На изнанке чудес (СИ) - Флоренская Юлия - Страница 48
- Предыдущая
- 48/125
- Следующая
Раздался дружный взрыв хохота. У кого-то разбился стакан. Еще парочка посетителей сползла на пол, держась за животы. Яровед заглянул в плакат и побелел: на него глупо таращилась пучеглазая жаба.
— Ой, ошибочка! — спохватился он и быстренько достал другой плакат.
Там, изображенное личным художником Грандиоза, жило лицо. Лицо, слишком уж бесстрастное для той, кто любит играть на арфе, сушить травы и печь пироги. Отличался разрез глаз. Не так лежали волосы, иначе выглядел нос. Но по этому портрету любой мог без труда узнать Пелагею.

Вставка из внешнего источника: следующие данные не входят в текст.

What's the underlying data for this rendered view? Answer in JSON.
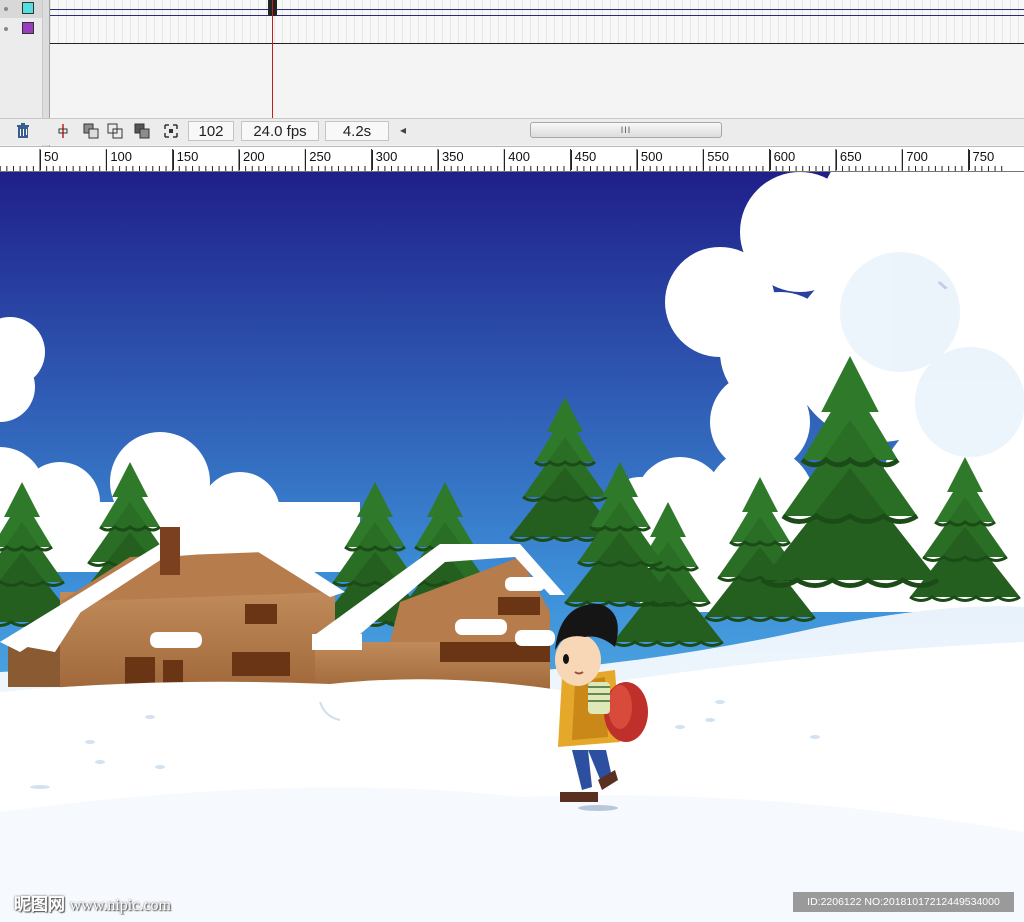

— Вот он, червь, разъедающий изнутри наше славное общество! — возгласил старик, всем своим видом выражая ярость и негодование. Куцая бороденка затряслась, кустистые брови сошлись у переносицы. Его пафосную речь бесцеремонно прервали.
— Так червь или котенок? — хихикнув, поинтересовался кто-то. — Или, может, лягушка? Вы уж определитесь!
Ему не верили. Да и как тут поверишь, когда внешность у обвиняемой точно с картинки списана. Ни намека на уродство, ни единой морщинки. Одним словом, цветущая слива. Будь Пелагея, к примеру, старой каргой с тремя зубами, крючковатым носом и проплешиной, ее бы, пожалуй, охотнее приняли за ведьму. Но нужно постараться. Яровед должен заставить их поверить. Иначе плакало его безбедное житьё на всём готовом.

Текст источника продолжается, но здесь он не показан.